Reps. Marjorie Taylor Greene and Matt Gaetz conduct a news conference in the Capitol Visitor Center on a resolution requesting information from the Biden administration on Ukraine funding, on Thursday, November 17, 2022. (Tom Williams/CQ-Roll Call/Getty Images)

Thought leaders and foreign policy veterans can’t stop themselves from writing about the new era of great power competition with China and America’s lack of a grand strategy. Gen. James Mattis wrote about it in 2015. Former National Security Adviser John Bolton penned an opinion piece about it earlier this year. The RAND Corporation has a Center for Analysis of U.S. Grand Strategy. Universities are adding grand strategy programs—Yale, Harvard, Duke, Georgetown, Texas, and most recently Florida, to name a few. Would-be diplomats and policy wonks are poring over writings of Sun Tzu, Carl von Clausewitz, and Henry Kissinger. They debate the Thucydides Trap and the clashes that often result from a rising power’s efforts to replace a ruling power. 

Efforts to ensure American strength and containment of those who most threaten the rules-based order are laudable. Democrats seek to channel Franklin Delano Roosevelt and Republicans invoke the spirit of Ronald Reagan. Each landed upon a whole-of-government approach to face the challenges of their times, be they Nazi Germany and Imperial Japan, or Soviet totalitarianism. 

However, the lessons of World War II, let alone the Cold War, are growing distant. Just by attrition, cold warriors are increasingly scarce among American policymakers. While some three-star generals and admirals began their careers under Reagan, many did not start their service until George H.W. Bush became president in 1989. Those commanding Army divisions or aircraft carrier strike groups began their careers under the elder Bush or Bill Clinton. Few intelligence analysts have any memory of the Cold War, and fewer diplomats do. National Security Adviser Jake Sullivan was in high school when the Soviet Union fell.

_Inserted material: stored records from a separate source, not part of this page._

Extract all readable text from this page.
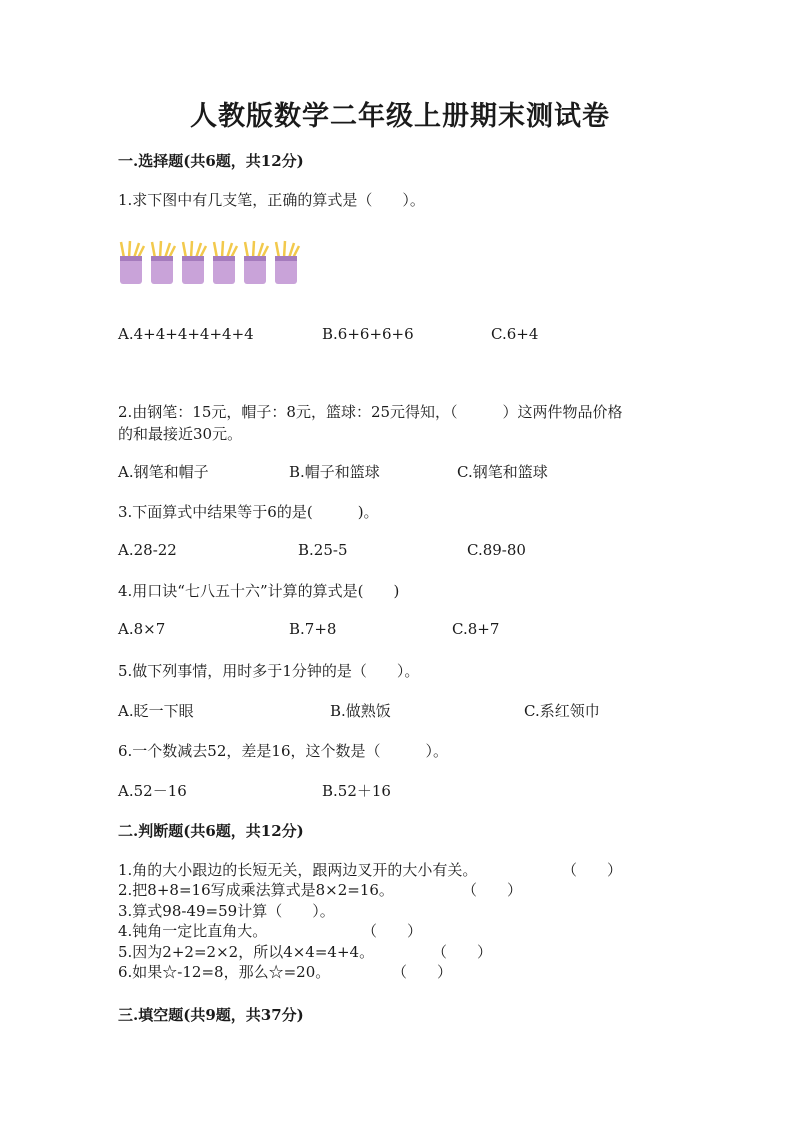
人教版数学二年级上册期末测试卷
一.选择题(共6题，共12分)
1.求下图中有几支笔，正确的算式是（　　）。
A.4+4+4+4+4+4	B.6+6+6+6	C.6+4
2.由钢笔：15元，帽子：8元，篮球：25元得知，（　　　）这两件物品价格
的和最接近30元。
A.钢笔和帽子	B.帽子和篮球	C.钢笔和篮球
3.下面算式中结果等于6的是(　　　)。
A.28-22	B.25-5	C.89-80
4.用口诀“七八五十六”计算的算式是(　　)
A.8×7	B.7+8	C.8+7
5.做下列事情，用时多于1分钟的是（　　）。
A.眨一下眼	B.做熟饭	C.系红领巾
6.一个数减去52，差是16，这个数是（　　　）。
A.52－16	B.52＋16
二.判断题(共6题，共12分)
1.角的大小跟边的长短无关，跟两边叉开的大小有关。	（　　）
2.把8+8=16写成乘法算式是8×2=16。	（　　）
3.算式98-49=59计算（　　）。
4.钝角一定比直角大。	（　　）
5.因为2+2=2×2，所以4×4=4+4。	（　　）
6.如果☆-12=8，那么☆=20。	（　　）
三.填空题(共9题，共37分)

Historical amnesia is one factor for American neo-isolationism, but politics play an even bigger role. Populism fuels division, and that division is only growing. Americans are increasingly wary of defending nations under attack by revisionist regimes. The United States used to rally against aggressors from invading and annexing their neighbors, but the trend appears to be coming to an end. We came to the aid of South Korea, South Vietnam, and Kuwait. Americans similarly refused to tolerate ethnic cleansing in the heart of Europe. Clinton had Republican support in his defense of Bosnia and Kosovo. The breakdown of consensus over Ukraine and Taiwan is likely a sign of things to come unless American leaders begin to prioritize the national interest above the national political debate.